Touch me, you ask. The orange crayfish glides
at dawn back of where it was when we woke.

Some voice is calling through the trees, Come home!
We do not know of whom they speak, nor care.
We keep far from any home. Our bodies
are one body with doors we never lock.

All day the cities smolder. Night is our time,
far off from where love vanishes with life.

(3 August 2011)

copyright 2011 by Floyce Alexander

Tuesday, August 2, 2011

In Her Shotgun House

From the lake to river and then back home
they stroll. I would like to tell you who walks
with them, God or the Reaper . . . I don’t know.
The front door is open, the back door too.
If you look you can see all the way through.
Lock the front door. Close the back door. Silence
after footsteps. Their clothes adorn the floor.
They do what they know will please their bodies.
Water is deep or it flows by. Baptize
the devil and watch it shrivel to dust.
Even the Reaper has a human shape.
God walks on the roof.
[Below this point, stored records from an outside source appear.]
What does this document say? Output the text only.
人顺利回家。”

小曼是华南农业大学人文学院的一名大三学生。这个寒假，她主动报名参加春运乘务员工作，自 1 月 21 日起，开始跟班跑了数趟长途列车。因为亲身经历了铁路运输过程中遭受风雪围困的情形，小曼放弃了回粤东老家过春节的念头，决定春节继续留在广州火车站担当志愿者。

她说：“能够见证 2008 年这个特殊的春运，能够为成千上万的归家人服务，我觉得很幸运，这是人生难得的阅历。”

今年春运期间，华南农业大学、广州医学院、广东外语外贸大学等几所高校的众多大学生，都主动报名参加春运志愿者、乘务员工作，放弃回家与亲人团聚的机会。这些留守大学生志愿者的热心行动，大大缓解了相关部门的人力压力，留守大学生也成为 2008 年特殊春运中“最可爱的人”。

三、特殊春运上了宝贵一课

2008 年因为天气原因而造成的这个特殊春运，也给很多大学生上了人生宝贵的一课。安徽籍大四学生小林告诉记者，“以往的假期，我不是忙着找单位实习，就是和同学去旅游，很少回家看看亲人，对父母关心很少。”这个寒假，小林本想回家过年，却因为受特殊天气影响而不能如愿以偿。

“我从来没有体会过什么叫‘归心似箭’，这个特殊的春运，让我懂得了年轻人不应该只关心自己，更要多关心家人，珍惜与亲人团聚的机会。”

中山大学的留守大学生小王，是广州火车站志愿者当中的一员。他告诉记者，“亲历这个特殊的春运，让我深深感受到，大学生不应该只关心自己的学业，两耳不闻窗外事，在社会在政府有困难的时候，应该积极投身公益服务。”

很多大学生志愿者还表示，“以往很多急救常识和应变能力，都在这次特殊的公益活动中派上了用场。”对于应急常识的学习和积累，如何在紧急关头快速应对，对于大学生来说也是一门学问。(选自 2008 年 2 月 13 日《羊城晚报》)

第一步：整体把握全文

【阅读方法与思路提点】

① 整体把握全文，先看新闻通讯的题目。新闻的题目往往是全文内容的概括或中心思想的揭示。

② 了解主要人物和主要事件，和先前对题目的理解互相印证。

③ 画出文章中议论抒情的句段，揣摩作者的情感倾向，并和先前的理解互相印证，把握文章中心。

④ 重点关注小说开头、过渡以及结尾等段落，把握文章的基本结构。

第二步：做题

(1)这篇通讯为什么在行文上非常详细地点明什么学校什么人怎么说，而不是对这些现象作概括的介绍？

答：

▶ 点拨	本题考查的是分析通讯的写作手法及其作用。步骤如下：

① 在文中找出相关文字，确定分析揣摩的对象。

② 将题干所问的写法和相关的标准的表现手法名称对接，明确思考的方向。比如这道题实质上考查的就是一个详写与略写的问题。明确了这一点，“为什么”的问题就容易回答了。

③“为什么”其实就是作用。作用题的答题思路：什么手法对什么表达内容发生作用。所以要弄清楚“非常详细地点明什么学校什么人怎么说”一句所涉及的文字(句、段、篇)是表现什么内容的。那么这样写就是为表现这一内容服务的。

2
He calls up Thunder,
whose fingers are lightning and his words rain:
She would love me once more if it’s my turn.

(3 August 2011)

copyright 2011 by Floyce Alexander
 

Adore Blues

We went walking all the way to the wharf
On a red hot day the last of July,
Just to hear your blues through an open door

I’m an orphan child New Orleans style,
I’m as wild as hell the older I get,
With this body you’d think I was a girl

Adore, Adore, you taught me to love you,
I can’t stay out of your house or your bed,
I don’t know what I’ll do when you are dead

She says if you don’t love yourself, who will
I stare down in the water where God was
She takes my hand, she puts it where we love

(2 August 2011)

copyright 2011 by Floyce Alexander

Monday, August 1, 2011

Before I Disappear

He’s looking rapt at her long gray hair. Love
is a weak word known for its lack of strength
to keep a heart whole. Her face full of sheen
off the lake surface makes her body glow.
The light flows through shadows down to her feet.
Somebody’s voice is coming through the door,
"Before I disappear," he touches her
on the elbow. She turns to him. She gives
him a hand to hold, her eyes filled with shine
open into whirlpools. He doesn’t know
where he’s going next but it will be here.
He just can’t tell what it will be like when
she goes. Is there a sound in that deep well
that will surround the figure of her soul?